Corte superior entendeu que decisão do tribunal mineiro não avaliou pontos principais de uma ação do MPMG
A acusação foi feita pelo Ministério Público de Minas Gerais (MPMG). Foto: Agência Brasil

O ministro Francisco Falcão, do Superior Tribunal de Justiça (STJ), acolheu recurso do Ministério Público de Minas Gerais (MPMG) e determinou que o Tribunal de Justiça estadual julgue novamente um caso em que um vereador de São Gonçalo do Sapucaí é acusado de receber verba indenizatória sem que houvesse prestação de assessoria parlamentar.
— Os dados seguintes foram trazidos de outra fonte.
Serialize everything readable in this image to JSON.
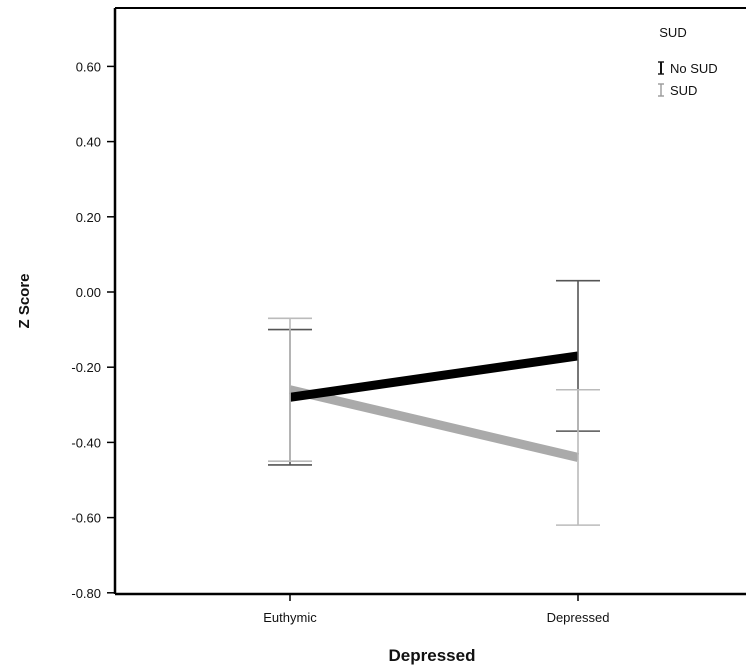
{
  "chart_data": {
    "type": "line",
    "xlabel": "Depressed",
    "ylabel": "Z Score",
    "categories": [
      "Euthymic",
      "Depressed"
    ],
    "ylim": [
      -0.8,
      0.75
    ],
    "yticks": [
      "0.60",
      "0.40",
      "0.20",
      "0.00",
      "-0.20",
      "-0.40",
      "-0.60",
      "-0.80"
    ],
    "ytick_values": [
      0.6,
      0.4,
      0.2,
      0.0,
      -0.2,
      -0.4,
      -0.6,
      -0.8
    ],
    "grid": false,
    "legend": {
      "title": "SUD",
      "placement": "top-right"
    },
    "series": [
      {
        "name": "No SUD",
        "color": "#000000",
        "values": [
          -0.28,
          -0.17
        ],
        "error_low": [
          -0.46,
          -0.37
        ],
        "error_high": [
          -0.1,
          0.03
        ]
      },
      {
        "name": "SUD",
        "color": "#aaaaaa",
        "values": [
          -0.26,
          -0.44
        ],
        "error_low": [
          -0.45,
          -0.62
        ],
        "error_high": [
          -0.07,
          -0.26
        ]
      }
    ]
  }
}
Segundo a acusação, o vereador Hildo Dinark Leite usou mais de R$ 150 mil em verba indenizatória para serviços não prestados. Na avaliação do STJ, o TJ de Minas, que rejeitou a ação, não julgou trechos específicos da ação, como o pagamento de um contador por assessoria durante o recesso legislativo, quando não havia atividade parlamentar.
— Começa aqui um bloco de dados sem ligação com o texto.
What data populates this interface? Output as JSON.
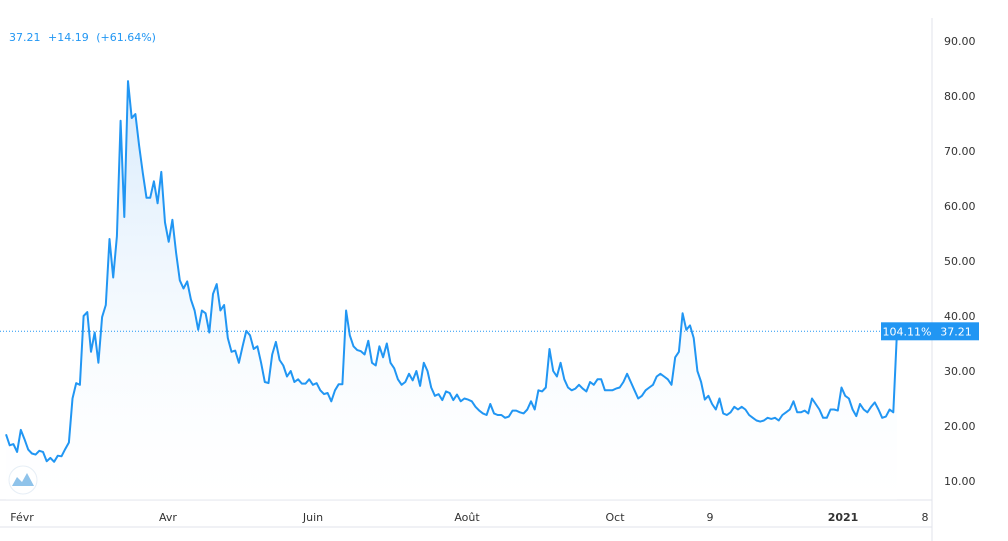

O MPMG pede o ressarcimento ao erário por suposto uso irregular de verba indenizatória entre 2009 e 2012. O vereador justificou os pagamentos como assessoria parlamentar prestada pelo contador.

O juiz de primeira instância rejeitou o pedido de ressarcimento. O TJMG manteve a sentença por considerar que não havia prova robusta de desvio de finalidade. O tribunal estadual aplicou a a nova Lei de Improbidade Administrativa e passou a exigir comprovação de que o vereador agiu com intenção deliberada para alcançar resultado ilícito.

O MPMG opôs embargos de declaração, rejeitados pelo TJMG. O tribunal afirmou que não havia prova robusta de que a prestação de serviço não tivesse ocorrido e que a configuração do ato de improbidade depende de demonstração inequívoca de desvio de finalidade ou má-fé.

O ministro Francisco Falcão identificou omissão no julgamento. Segundo ele, o TJMG não analisou o argumento central do MPMG: o pagamento de assessoria parlamentar durante o recesso. O tribunal limitou-se a afirmar que não havia prova robusta de que o serviço não tivesse sido prestado.

Falcão afirmou que o TJMG nada estabeleceu sobre o recebimento da verba indenizatória justificada como assessoria parlamentar prestada por contador durante o recesso parlamentar. Essa questão pode não se tratar de mero indício, sendo suficiente para alterar a conclusão adotada.